Ich bringe alles in Sicherheit, erreiche einen guten Unterstand und warte darauf, dass der Platzregen aufhört. Unter dem kleinen Dach reden andere Internetbenutzer von Nachrichten, die sie gelesen haben, von Mitteilungen, die noch vor dem Regen eingegangen sind und von einem Formular für ein Visum, das sie wenigsten noch halb ausfüllen konnten; dass sie damit aber weitermachen würden, wenn die Sonne wieder hervor käme.

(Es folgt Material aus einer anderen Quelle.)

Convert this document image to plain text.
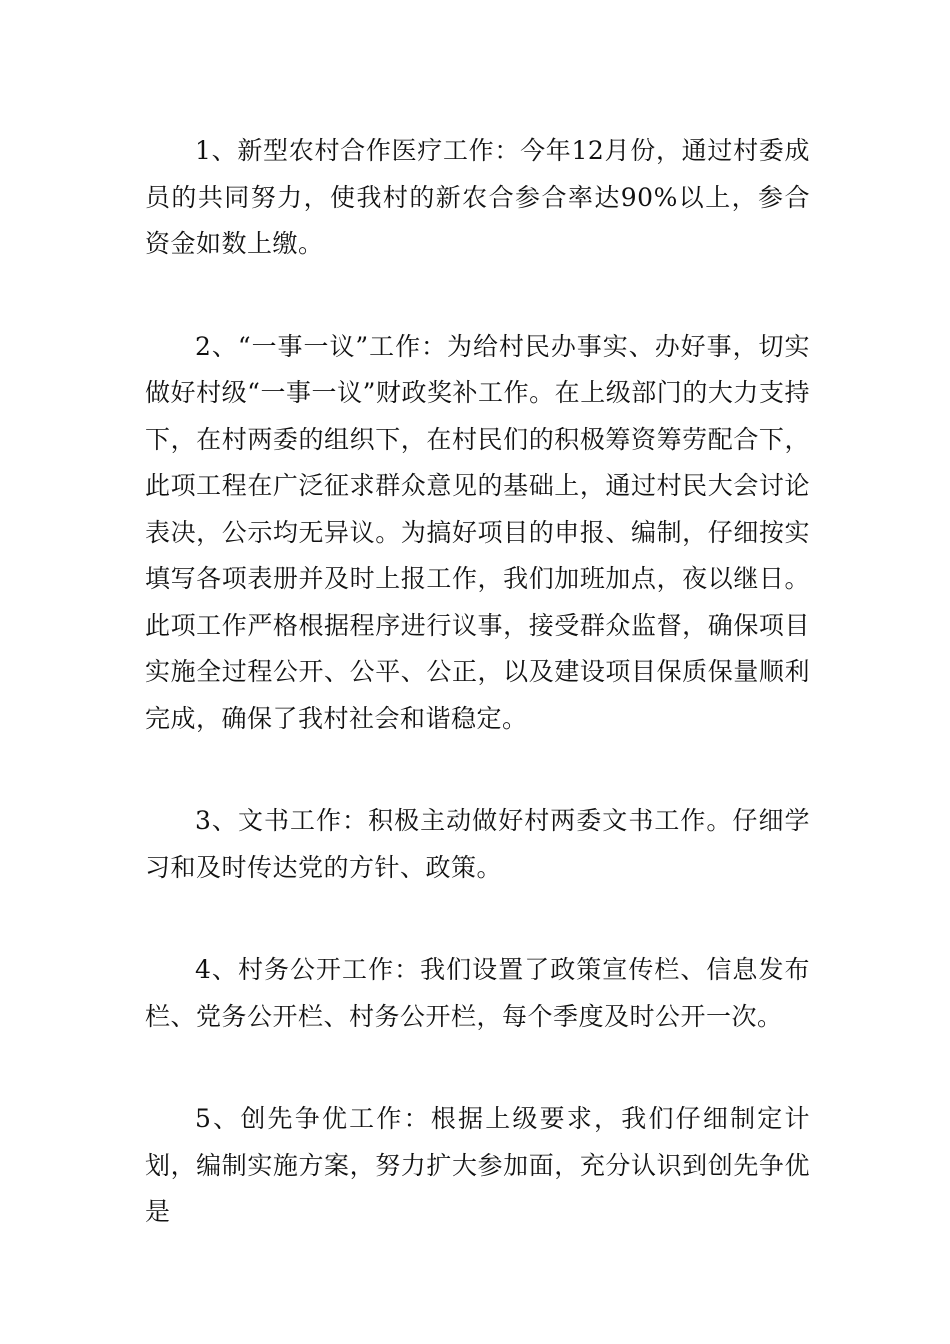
1、新型农村合作医疗工作：今年12月份，通过村委成员的共同努力，使我村的新农合参合率达90%以上，参合资金如数上缴。

2、“一事一议”工作：为给村民办事实、办好事，切实做好村级“一事一议”财政奖补工作。在上级部门的大力支持下，在村两委的组织下，在村民们的积极筹资筹劳配合下，此项工程在广泛征求群众意见的基础上，通过村民大会讨论表决，公示均无异议。为搞好项目的申报、编制，仔细按实填写各项表册并及时上报工作，我们加班加点，夜以继日。此项工作严格根据程序进行议事，接受群众监督，确保项目实施全过程公开、公平、公正，以及建设项目保质保量顺利完成，确保了我村社会和谐稳定。

3、文书工作：积极主动做好村两委文书工作。仔细学习和及时传达党的方针、政策。

4、村务公开工作：我们设置了政策宣传栏、信息发布栏、党务公开栏、村务公开栏，每个季度及时公开一次。

5、创先争优工作：根据上级要求，我们仔细制定计划，编制实施方案，努力扩大参加面，充分认识到创先争优是
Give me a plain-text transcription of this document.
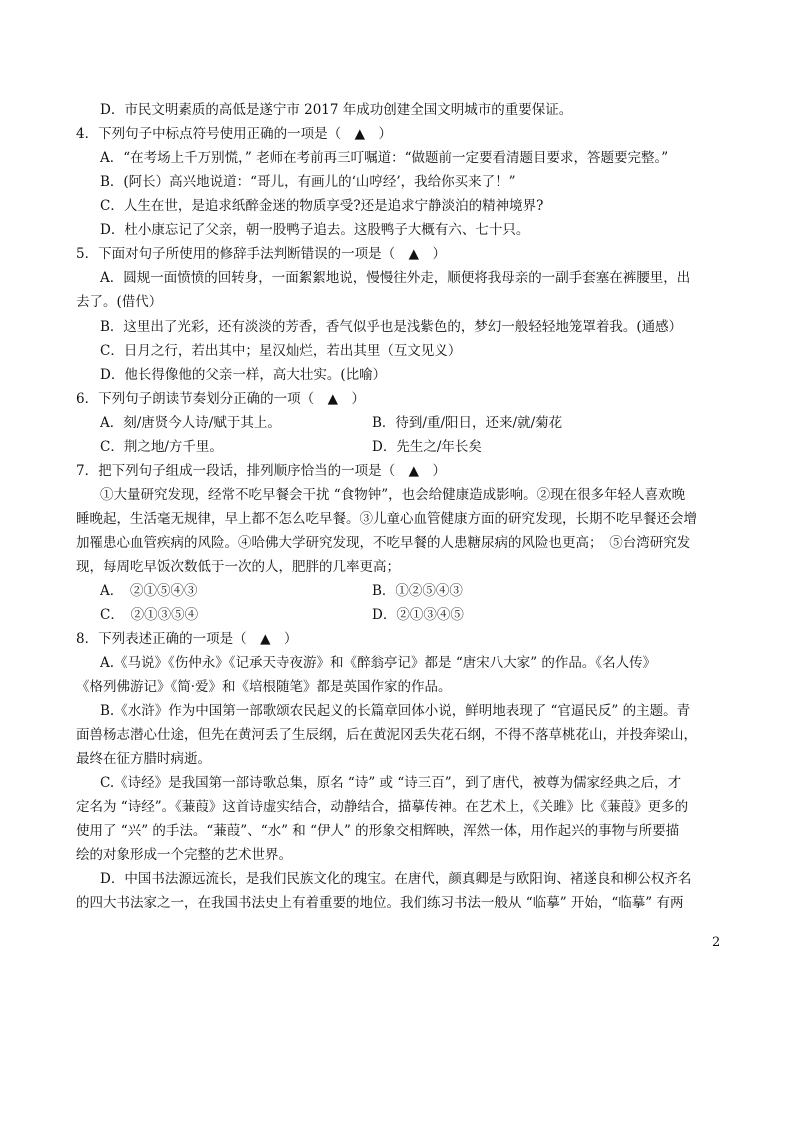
D．市民文明素质的高低是遂宁市 2017 年成功创建全国文明城市的重要保证。
4．下列句子中标点符号使用正确的一项是（　▲　）
A．“在考场上千万别慌，” 老师在考前再三叮嘱道：“做题前一定要看清题目要求，答题要完整。”
B．(阿长）高兴地说道：“哥儿，有画儿的‘山哼经’，我给你买来了！”
C．人生在世，是追求纸醉金迷的物质享受?还是追求宁静淡泊的精神境界?
D．杜小康忘记了父亲，朝一股鸭子追去。这股鸭子大概有六、七十只。
5．下面对句子所使用的修辞手法判断错误的一项是（　▲　）
A．圆规一面愤愤的回转身，一面絮絮地说，慢慢往外走，顺便将我母亲的一副手套塞在裤腰里，出
去了。(借代）
B．这里出了光彩，还有淡淡的芳香，香气似乎也是浅紫色的，梦幻一般轻轻地笼罩着我。(通感）
C．日月之行，若出其中；星汉灿烂，若出其里（互文见义）
D．他长得像他的父亲一样，高大壮实。(比喻）
6．下列句子朗读节奏划分正确的一项（　▲　）
A．刻/唐贤今人诗/赋于其上。	B．待到/重/阳日，还来/就/菊花
C．荆之地/方千里。	D．先生之/年长矣
7．把下列句子组成一段话，排列顺序恰当的一项是（　▲　）
①大量研究发现，经常不吃早餐会干扰 “食物钟”，也会给健康造成影响。②现在很多年轻人喜欢晚
睡晚起，生活毫无规律，早上都不怎么吃早餐。③儿童心血管健康方面的研究发现，长期不吃早餐还会增
加罹患心血管疾病的风险。④哈佛大学研究发现，不吃早餐的人患糖尿病的风险也更高；　⑤台湾研究发
现，每周吃早饭次数低于一次的人，肥胖的几率更高；
A．　②①⑤④③	B．①②⑤④③
C．　②①③⑤④	D．②①③④⑤
8．下列表述正确的一项是（　▲　）
A.《马说》《伤仲永》《记承天寺夜游》和《醉翁亭记》都是 “唐宋八大家” 的作品。《名人传》
《格列佛游记》《简·爱》和《培根随笔》都是英国作家的作品。
B.《水浒》作为中国第一部歌颂农民起义的长篇章回体小说，鲜明地表现了 “官逼民反” 的主题。青
面兽杨志潜心仕途，但先在黄河丢了生辰纲，后在黄泥冈丢失花石纲，不得不落草桃花山，并投奔梁山，
最终在征方腊时病逝。
C.《诗经》是我国第一部诗歌总集，原名 “诗” 或 “诗三百”，到了唐代，被尊为儒家经典之后，才
定名为 “诗经”。《蒹葭》这首诗虚实结合，动静结合，描摹传神。在艺术上，《关雎》比《蒹葭》更多的
使用了 “兴” 的手法。“蒹葭”、“水” 和 “伊人” 的形象交相辉映，浑然一体，用作起兴的事物与所要描
绘的对象形成一个完整的艺术世界。
D．中国书法源远流长，是我们民族文化的瑰宝。在唐代，颜真卿是与欧阳询、褚遂良和柳公权齐名
的四大书法家之一，在我国书法史上有着重要的地位。我们练习书法一般从 “临摹” 开始，“临摹” 有两
2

Trotz aller der Schwierigkeiten mit einem Zugang ins Netz, „pressen“ die Leute so viel Information wie nur möglich aus dem drahtlosen Signal heraus, das ihre Telefone, Tabletts und Computer noch erreicht. Tag für Tag sind diese improvisierten „Chatrooms“ voller Leben, obwohl die User für jede Stunde den exorbitanten Preis von einem CUC *) bezahlen. Jeder intelligente Mensch würde sagen, dass sich Arbeiten unter solchen Bedingung nicht mehr lohnt. Eigentlich sollte man nur noch mit Freunden chatten und miteinander lachen. Trotzdem nutzen Profis aller Art die ‚wifi‘-Zonen so gut wie möglich – unter einer tropischen Sonne, bei Regen, und sie erwehren sich sogar der Insekten und der hungrigen Katzen.

              Übersetzung: Dieter Schubert

Anmerkung des Übersetzers:
*) Der CUC ist der mit dem Dollar konvertible Peso. 1CUC entspricht in etwa dem halben Tagesverdienst eines staatlichen Arbeiters.